If you define a NUMERIC(<precision>, <scale>) column and the integer digit count of a value is greater than <precision> - <scale>, PXF returns an error. For example, you define a NUMERIC(20,4) column and the value is 12345678901234567.12, which has an integer digit count of 19, which is greater than 20-4=16.

PXF can take one of three actions when it detects an overflow while writing numeric data to a Parquet file: round the value (the default), return an error, or ignore the overflow. The pxf.parquet.write.decimal.overflow property in the pxf-site.xml server configuration governs PXF’s action in this circumstance; valid values for this property follow:

ValuePXF Action
roundWhen PXF encounters an overflow, it attempts to round the value to meet both precision and scale requirements before writing.
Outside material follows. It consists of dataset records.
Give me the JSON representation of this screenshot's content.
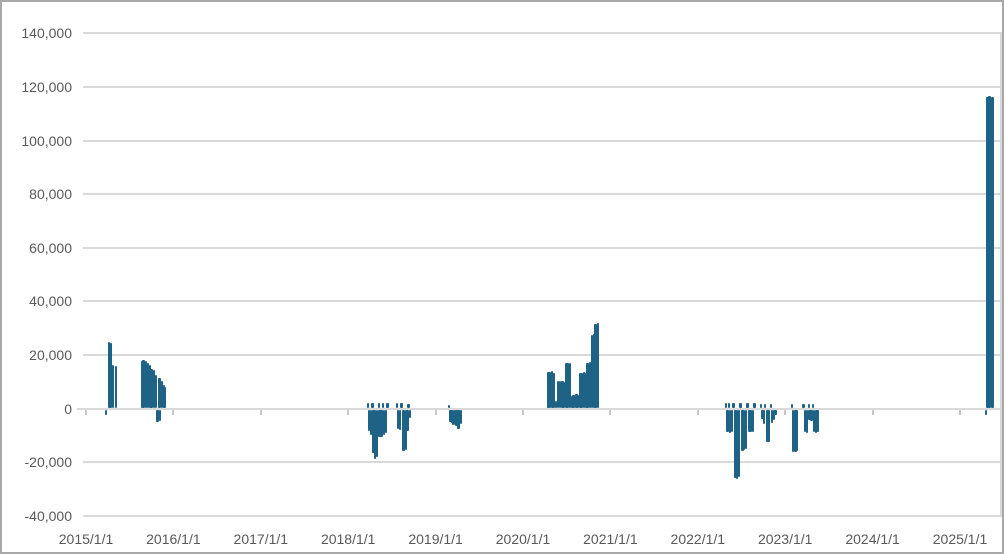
{
  "chart_data": {
    "type": "bar",
    "title": "",
    "xlabel": "",
    "ylabel": "",
    "legend": "none",
    "grid": "horizontal",
    "xlim": [
      "2015/1/1",
      "2025/1/1"
    ],
    "ylim": [
      -40000,
      140000
    ],
    "y_step": 20000,
    "y_ticks": [
      {
        "value": 140000,
        "label": "140,000"
      },
      {
        "value": 120000,
        "label": "120,000"
      },
      {
        "value": 100000,
        "label": "100,000"
      },
      {
        "value": 80000,
        "label": "80,000"
      },
      {
        "value": 60000,
        "label": "60,000"
      },
      {
        "value": 40000,
        "label": "40,000"
      },
      {
        "value": 20000,
        "label": "20,000"
      },
      {
        "value": 0,
        "label": "0"
      },
      {
        "value": -20000,
        "label": "-20,000"
      },
      {
        "value": -40000,
        "label": "-40,000"
      }
    ],
    "x_ticks": [
      {
        "year": 2015,
        "label": "2015/1/1"
      },
      {
        "year": 2016,
        "label": "2016/1/1"
      },
      {
        "year": 2017,
        "label": "2017/1/1"
      },
      {
        "year": 2018,
        "label": "2018/1/1"
      },
      {
        "year": 2019,
        "label": "2019/1/1"
      },
      {
        "year": 2020,
        "label": "2020/1/1"
      },
      {
        "year": 2021,
        "label": "2021/1/1"
      },
      {
        "year": 2022,
        "label": "2022/1/1"
      },
      {
        "year": 2023,
        "label": "2023/1/1"
      },
      {
        "year": 2024,
        "label": "2024/1/1"
      },
      {
        "year": 2025,
        "label": "2025/1/1"
      }
    ],
    "series_note": "single series of thin date bars, x = decimal year, v = value",
    "bars": [
      [
        2015.23,
        -2200
      ],
      [
        2015.26,
        24800
      ],
      [
        2015.28,
        24400
      ],
      [
        2015.31,
        16100
      ],
      [
        2015.34,
        15700
      ],
      [
        2015.64,
        17600
      ],
      [
        2015.66,
        18200
      ],
      [
        2015.69,
        17800
      ],
      [
        2015.71,
        17100
      ],
      [
        2015.73,
        16300
      ],
      [
        2015.75,
        14800
      ],
      [
        2015.78,
        14300
      ],
      [
        2015.8,
        12600
      ],
      [
        2015.82,
        -4700
      ],
      [
        2015.84,
        11200
      ],
      [
        2015.85,
        -4300
      ],
      [
        2015.87,
        10200
      ],
      [
        2015.89,
        8800
      ],
      [
        2015.9,
        7900
      ],
      [
        2018.23,
        2000
      ],
      [
        2018.24,
        -8100
      ],
      [
        2018.26,
        -9400
      ],
      [
        2018.28,
        2100
      ],
      [
        2018.29,
        -16200
      ],
      [
        2018.31,
        -18300
      ],
      [
        2018.33,
        -17600
      ],
      [
        2018.35,
        2000
      ],
      [
        2018.36,
        -10300
      ],
      [
        2018.38,
        -10100
      ],
      [
        2018.4,
        2100
      ],
      [
        2018.41,
        -9600
      ],
      [
        2018.43,
        -8900
      ],
      [
        2018.45,
        2000
      ],
      [
        2018.56,
        1900
      ],
      [
        2018.57,
        -7400
      ],
      [
        2018.59,
        -7600
      ],
      [
        2018.61,
        1900
      ],
      [
        2018.63,
        -15300
      ],
      [
        2018.64,
        -15500
      ],
      [
        2018.66,
        -15000
      ],
      [
        2018.68,
        -8200
      ],
      [
        2018.69,
        1800
      ],
      [
        2018.71,
        -3100
      ],
      [
        2019.15,
        1300
      ],
      [
        2019.17,
        -4600
      ],
      [
        2019.19,
        -5200
      ],
      [
        2019.2,
        -5600
      ],
      [
        2019.22,
        -5800
      ],
      [
        2019.24,
        -6000
      ],
      [
        2019.26,
        -7200
      ],
      [
        2019.27,
        -6600
      ],
      [
        2019.29,
        -5400
      ],
      [
        2020.29,
        13800
      ],
      [
        2020.31,
        13600
      ],
      [
        2020.33,
        13900
      ],
      [
        2020.35,
        13100
      ],
      [
        2020.38,
        2800
      ],
      [
        2020.4,
        10300
      ],
      [
        2020.42,
        10100
      ],
      [
        2020.45,
        10300
      ],
      [
        2020.47,
        9900
      ],
      [
        2020.49,
        17100
      ],
      [
        2020.51,
        16900
      ],
      [
        2020.54,
        17000
      ],
      [
        2020.56,
        4600
      ],
      [
        2020.58,
        5000
      ],
      [
        2020.61,
        5400
      ],
      [
        2020.63,
        5200
      ],
      [
        2020.65,
        13400
      ],
      [
        2020.67,
        13300
      ],
      [
        2020.7,
        13500
      ],
      [
        2020.72,
        13400
      ],
      [
        2020.74,
        17000
      ],
      [
        2020.77,
        17200
      ],
      [
        2020.79,
        27600
      ],
      [
        2020.81,
        27700
      ],
      [
        2020.83,
        31400
      ],
      [
        2020.86,
        31800
      ],
      [
        2022.32,
        2000
      ],
      [
        2022.34,
        -8400
      ],
      [
        2022.36,
        2100
      ],
      [
        2022.37,
        -8600
      ],
      [
        2022.39,
        -8400
      ],
      [
        2022.41,
        2000
      ],
      [
        2022.43,
        -25500
      ],
      [
        2022.45,
        -25800
      ],
      [
        2022.47,
        -25100
      ],
      [
        2022.49,
        2000
      ],
      [
        2022.51,
        -15300
      ],
      [
        2022.53,
        -15100
      ],
      [
        2022.55,
        -14800
      ],
      [
        2022.57,
        2000
      ],
      [
        2022.59,
        -8500
      ],
      [
        2022.61,
        -8300
      ],
      [
        2022.63,
        -8400
      ],
      [
        2022.65,
        1900
      ],
      [
        2022.72,
        1800
      ],
      [
        2022.74,
        -3500
      ],
      [
        2022.76,
        -5300
      ],
      [
        2022.77,
        1800
      ],
      [
        2022.79,
        -12200
      ],
      [
        2022.81,
        -12000
      ],
      [
        2022.84,
        1800
      ],
      [
        2022.85,
        -5100
      ],
      [
        2022.87,
        -4100
      ],
      [
        2022.89,
        -2100
      ],
      [
        2023.08,
        1600
      ],
      [
        2023.09,
        -15800
      ],
      [
        2023.12,
        -16000
      ],
      [
        2023.13,
        -15300
      ],
      [
        2023.21,
        1800
      ],
      [
        2023.23,
        -8400
      ],
      [
        2023.25,
        -8600
      ],
      [
        2023.27,
        1800
      ],
      [
        2023.28,
        -4100
      ],
      [
        2023.3,
        -4300
      ],
      [
        2023.32,
        1800
      ],
      [
        2023.33,
        -8400
      ],
      [
        2023.35,
        -8700
      ],
      [
        2023.37,
        -8300
      ],
      [
        2025.3,
        -1900
      ],
      [
        2025.31,
        116300,
        3
      ],
      [
        2025.34,
        116600,
        3
      ],
      [
        2025.37,
        116400,
        3
      ]
    ],
    "colors": {
      "bar": "#1e6385",
      "gridline": "#d9d9d9",
      "axis_labels": "#595959",
      "frame_border": "#a8a8a8",
      "background": "#ffffff"
    }
  }
}
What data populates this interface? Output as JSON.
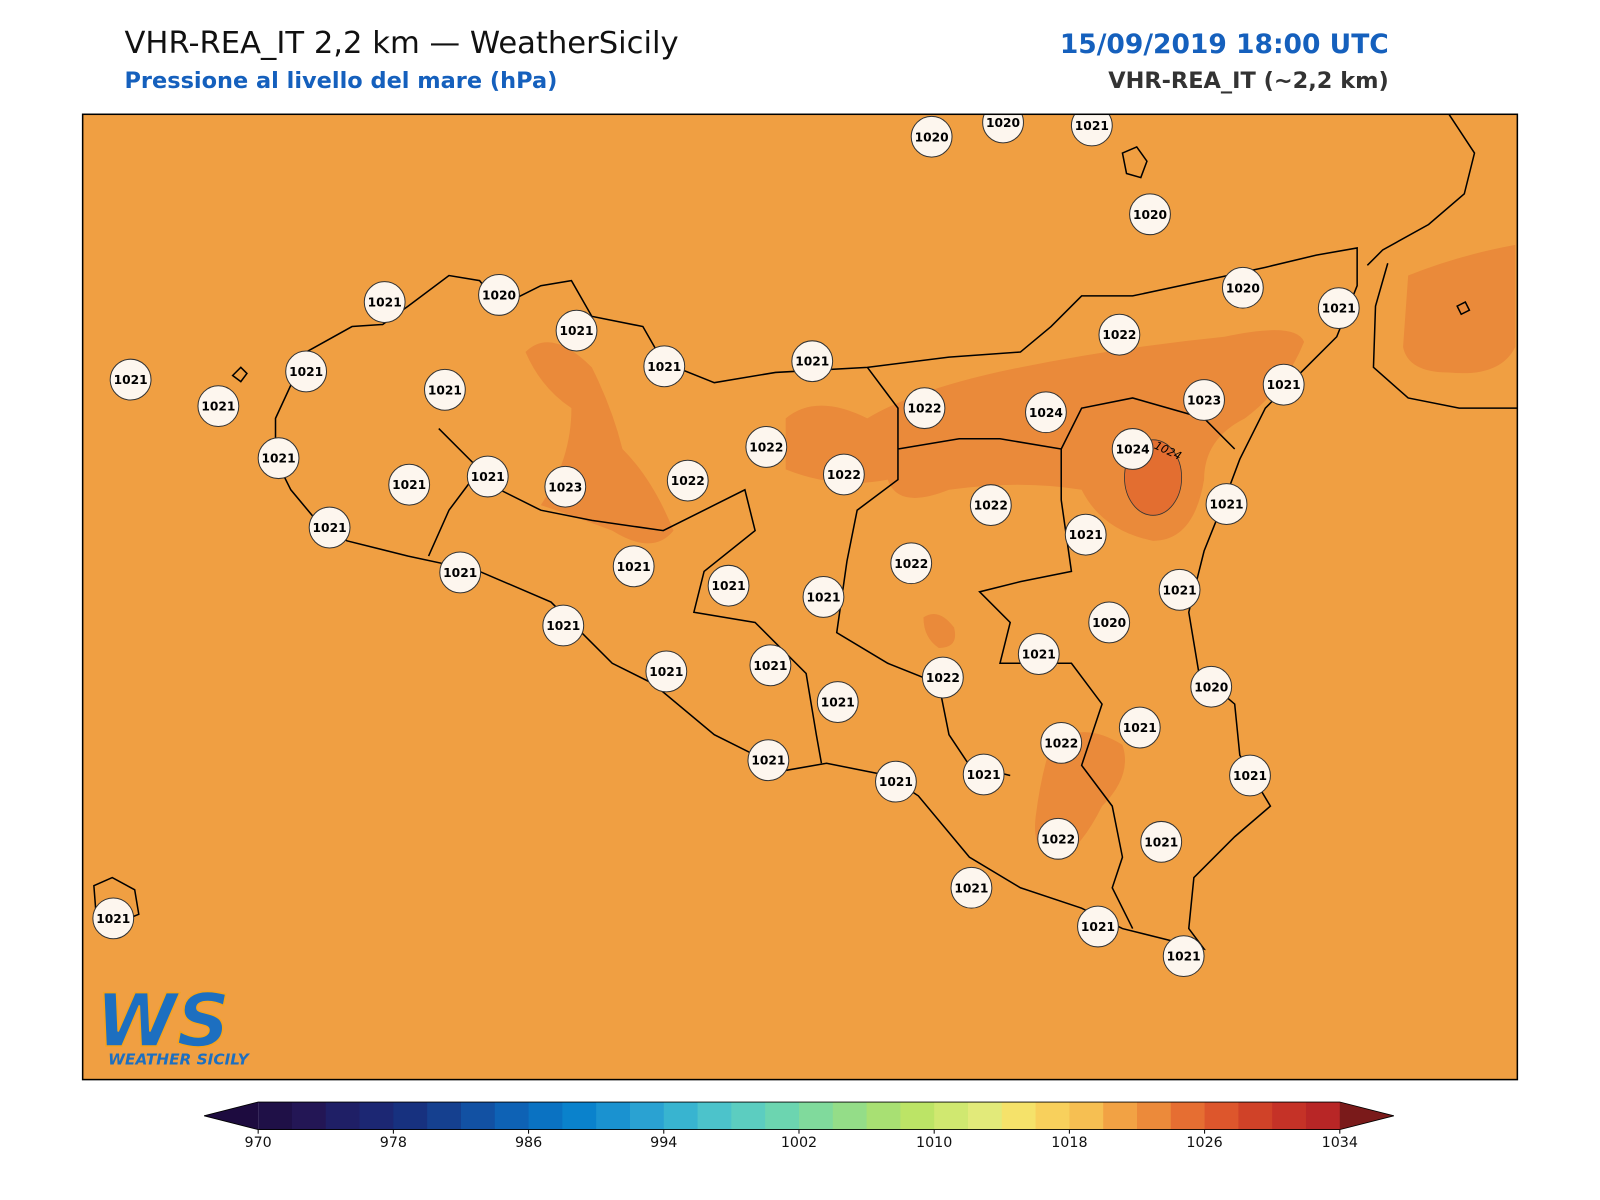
{
  "header": {
    "title": "VHR-REA_IT 2,2 km — WeatherSicily",
    "subtitle": "Pressione al livello del mare (hPa)",
    "datetime": "15/09/2019 18:00 UTC",
    "model": "VHR-REA_IT (~2,2 km)"
  },
  "map": {
    "stations": [
      1020,
      1020,
      1021,
      1020,
      1021,
      1020,
      1021,
      1021,
      1021,
      1022,
      1020,
      1021,
      1021,
      1021,
      1021,
      1021,
      1022,
      1024,
      1023,
      1021,
      1021,
      1021,
      1021,
      1023,
      1022,
      1022,
      1022,
      1024,
      1022,
      1021,
      1021,
      1021,
      1021,
      1021,
      1021,
      1021,
      1022,
      1021,
      1021,
      1020,
      1021,
      1021,
      1021,
      1022,
      1020,
      1021,
      1022,
      1021,
      1021,
      1021,
      1021,
      1021,
      1022,
      1021,
      1021,
      1021,
      1021,
      1021
    ],
    "contour_labels": [
      1024
    ]
  },
  "colorbar": {
    "lim": [
      970,
      1034
    ],
    "ticks": [
      970,
      978,
      986,
      994,
      1002,
      1010,
      1018,
      1026,
      1034
    ],
    "colors": [
      "#1f1047",
      "#231655",
      "#1f1f66",
      "#1c2773",
      "#17317f",
      "#15408f",
      "#1251a3",
      "#0e62b5",
      "#0a72c2",
      "#0a82cc",
      "#1a92d0",
      "#2aa2d2",
      "#38b4d0",
      "#4cc3cb",
      "#5ccdc0",
      "#6cd5b0",
      "#80da9c",
      "#94dd88",
      "#a8e073",
      "#bce466",
      "#d0e870",
      "#e2ea7a",
      "#f5e26a",
      "#f8d05c",
      "#f6bf52",
      "#f2a244",
      "#ec8a3a",
      "#e66e32",
      "#dd562c",
      "#d04228",
      "#c53227",
      "#b82626"
    ],
    "under_color": "#1d0b3f",
    "over_color": "#7a1a1a"
  },
  "logo": {
    "mark": "WS",
    "text": "WEATHER SICILY"
  }
}
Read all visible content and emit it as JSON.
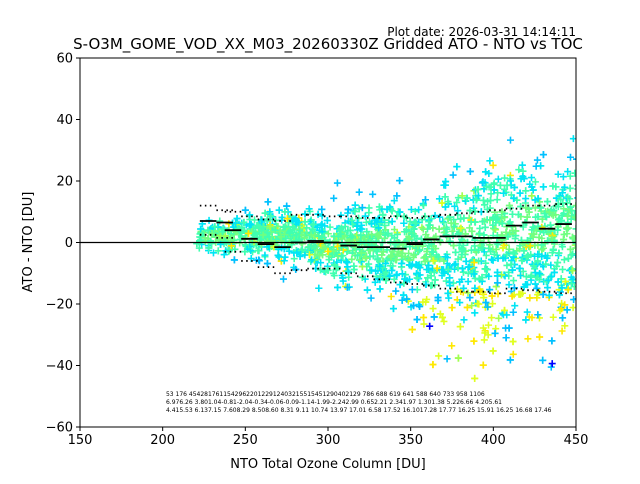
{
  "plot_date": "Plot date: 2026-03-31 14:14:11",
  "chart_data": {
    "type": "scatter",
    "title": "S-O3M_GOME_VOD_XX_M03_20260330Z Gridded ATO - NTO vs TOC",
    "xlabel": "NTO Total Ozone Column [DU]",
    "ylabel": "ATO - NTO [DU]",
    "xlim": [
      150,
      450
    ],
    "ylim": [
      -60,
      60
    ],
    "xticks": [
      "150",
      "200",
      "250",
      "300",
      "350",
      "400",
      "450"
    ],
    "yticks": [
      "-60",
      "-40",
      "-20",
      "0",
      "20",
      "40",
      "60"
    ],
    "grid": false,
    "zero_line": 0,
    "marker": "+",
    "point_colors": [
      "#0000ff",
      "#00c0ff",
      "#00e5f5",
      "#40ffb0",
      "#70ff80",
      "#a0ff50",
      "#e0ff20",
      "#ffe800"
    ],
    "bin_centers": [
      227.5,
      237.5,
      242.5,
      252.5,
      262.5,
      272.5,
      282.5,
      292.5,
      302.5,
      312.5,
      322.5,
      332.5,
      342.5,
      352.5,
      362.5,
      372.5,
      382.5,
      392.5,
      402.5,
      412.5,
      422.5,
      432.5,
      442.5
    ],
    "bin_mean": [
      7.0,
      6.5,
      4.0,
      1.2,
      -0.5,
      -1.5,
      0.0,
      0.5,
      0.0,
      -1.0,
      -1.5,
      -1.5,
      -2.0,
      -0.5,
      1.0,
      2.0,
      2.0,
      1.5,
      1.5,
      5.5,
      6.5,
      4.5,
      6.0
    ],
    "bin_upper": [
      12.0,
      10.5,
      10.0,
      8.5,
      7.5,
      7.0,
      9.0,
      9.0,
      8.5,
      8.5,
      8.0,
      8.0,
      8.5,
      8.0,
      8.5,
      9.0,
      9.5,
      10.0,
      10.5,
      11.0,
      12.0,
      12.0,
      12.5
    ],
    "bin_lower": [
      2.5,
      1.5,
      -3.0,
      -6.0,
      -8.0,
      -10.0,
      -9.0,
      -8.5,
      -8.5,
      -10.0,
      -11.0,
      -12.0,
      -13.0,
      -13.5,
      -14.0,
      -15.0,
      -16.0,
      -16.0,
      -16.5,
      -15.0,
      -15.5,
      -16.0,
      -16.5
    ],
    "stats_rows": [
      "53  176  454281761154296220122912403215515451290402129  786  688 619  641 588  640  733  958 1106",
      "6.976.26 3.801.04-0.81-2.04-0.34-0.06-0.09-1.14-1.99-2.242.99 0.652.21 2.341.97 1.301.38 5.226.66 4.205.61",
      "4.415.53 6.137.15 7.608.29 8.508.60 8.31 9.11 10.74 13.97 17.01 6.58 17.52 16.1017.28 17.77 16.25 15.91 16.25 16.68 17.46"
    ]
  }
}
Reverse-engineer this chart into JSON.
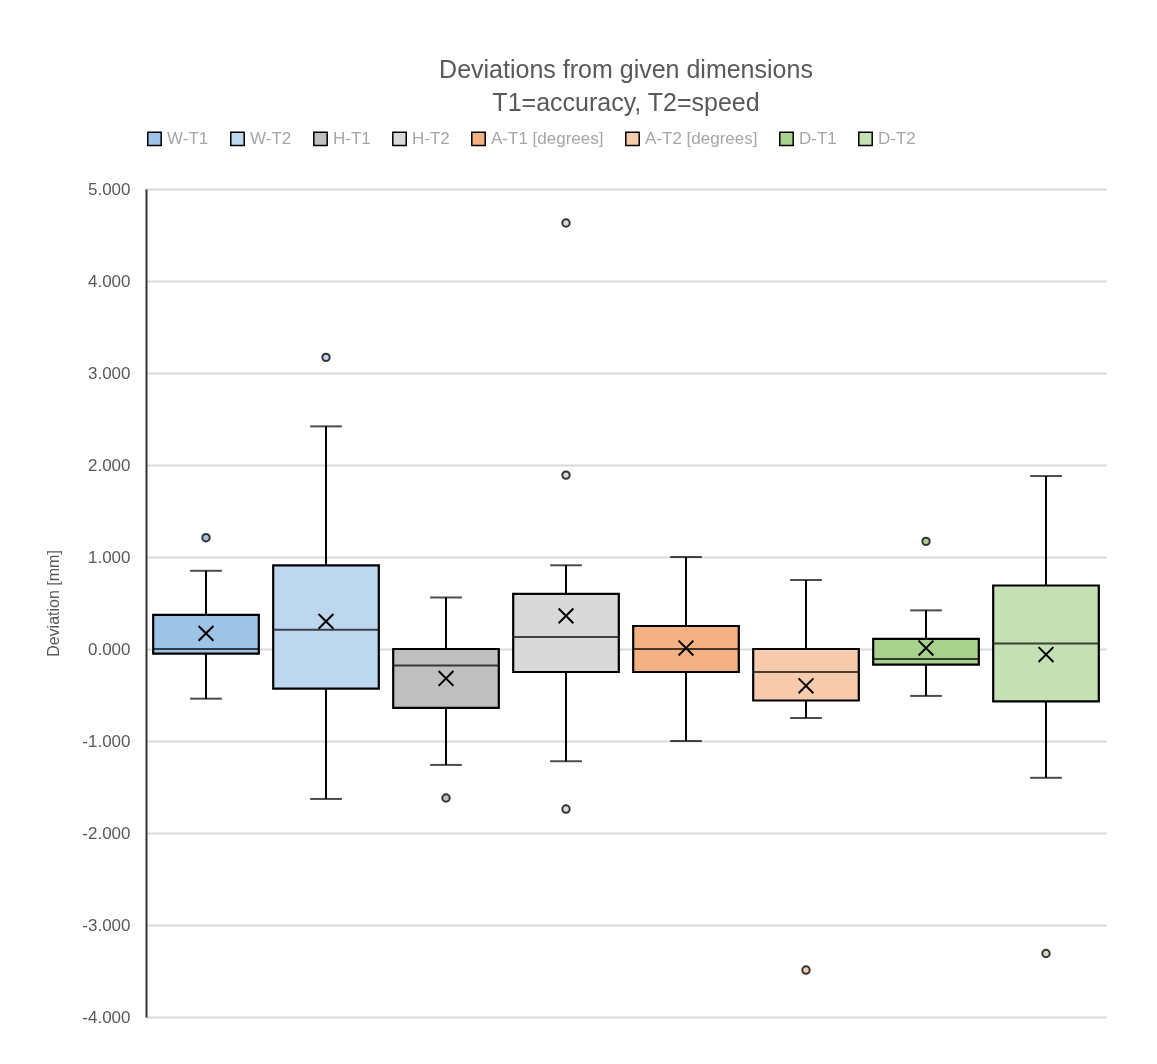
{
  "chart_data": {
    "type": "box",
    "title": "Deviations from given dimensions",
    "subtitle": "T1=accuracy, T2=speed",
    "ylabel": "Deviation [mm]",
    "categories": [
      null
    ],
    "legend": "top",
    "grid": "y",
    "ylim": [
      -4,
      5
    ],
    "yticks": [
      {
        "value": -4,
        "label": "-4.000"
      },
      {
        "value": -3,
        "label": "-3.000"
      },
      {
        "value": -2,
        "label": "-2.000"
      },
      {
        "value": -1,
        "label": "-1.000"
      },
      {
        "value": 0,
        "label": "0.000"
      },
      {
        "value": 1,
        "label": "1.000"
      },
      {
        "value": 2,
        "label": "2.000"
      },
      {
        "value": 3,
        "label": "3.000"
      },
      {
        "value": 4,
        "label": "4.000"
      },
      {
        "value": 5,
        "label": "5.000"
      }
    ],
    "series": [
      {
        "name": "W-T1",
        "color": "#9dc3e6",
        "boxes": [
          {
            "low": -0.54,
            "q1": -0.05,
            "median": 0.0,
            "q3": 0.37,
            "high": 0.85,
            "mean": 0.17,
            "outliers": [
              1.21
            ]
          }
        ]
      },
      {
        "name": "W-T2",
        "color": "#bdd7ee",
        "boxes": [
          {
            "low": -1.63,
            "q1": -0.43,
            "median": 0.21,
            "q3": 0.91,
            "high": 2.42,
            "mean": 0.3,
            "outliers": [
              3.17
            ]
          }
        ]
      },
      {
        "name": "H-T1",
        "color": "#bfbfbf",
        "boxes": [
          {
            "low": -1.26,
            "q1": -0.64,
            "median": -0.18,
            "q3": 0.0,
            "high": 0.56,
            "mean": -0.32,
            "outliers": [
              -1.62
            ]
          }
        ]
      },
      {
        "name": "H-T2",
        "color": "#d9d9d9",
        "boxes": [
          {
            "low": -1.22,
            "q1": -0.25,
            "median": 0.13,
            "q3": 0.6,
            "high": 0.91,
            "mean": 0.36,
            "outliers": [
              4.63,
              1.89,
              -1.74
            ]
          }
        ]
      },
      {
        "name": "A-T1 [degrees]",
        "color": "#f4b183",
        "boxes": [
          {
            "low": -1.0,
            "q1": -0.25,
            "median": 0.0,
            "q3": 0.25,
            "high": 1.0,
            "mean": 0.01
          }
        ]
      },
      {
        "name": "A-T2 [degrees]",
        "color": "#f8cbad",
        "boxes": [
          {
            "low": -0.75,
            "q1": -0.56,
            "median": -0.25,
            "q3": 0.0,
            "high": 0.75,
            "mean": -0.4,
            "outliers": [
              -3.49
            ]
          }
        ]
      },
      {
        "name": "D-T1",
        "color": "#a9d18e",
        "boxes": [
          {
            "low": -0.51,
            "q1": -0.17,
            "median": -0.11,
            "q3": 0.11,
            "high": 0.42,
            "mean": 0.01,
            "outliers": [
              1.17
            ]
          }
        ]
      },
      {
        "name": "D-T2",
        "color": "#c5e0b4",
        "boxes": [
          {
            "low": -1.4,
            "q1": -0.57,
            "median": 0.06,
            "q3": 0.69,
            "high": 1.88,
            "mean": -0.06,
            "outliers": [
              -3.31
            ]
          }
        ]
      }
    ]
  }
}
PXF reports an error if rounding fails. This may potentially leave an incomplete data set in the external system. round is the default.
errorPXF reports an error when it encounters an overflow, and the transaction fails.
ignorePXF attempts to round the value to meet both precision and scale requirements; otherwise PXF writes a NULL value. (This was PXF’s behavior prior to version 6.6.0.)

PXF logs a warning when it detects an overflow and the pxf.parquet.write.decimal.overflow property is set to ignore.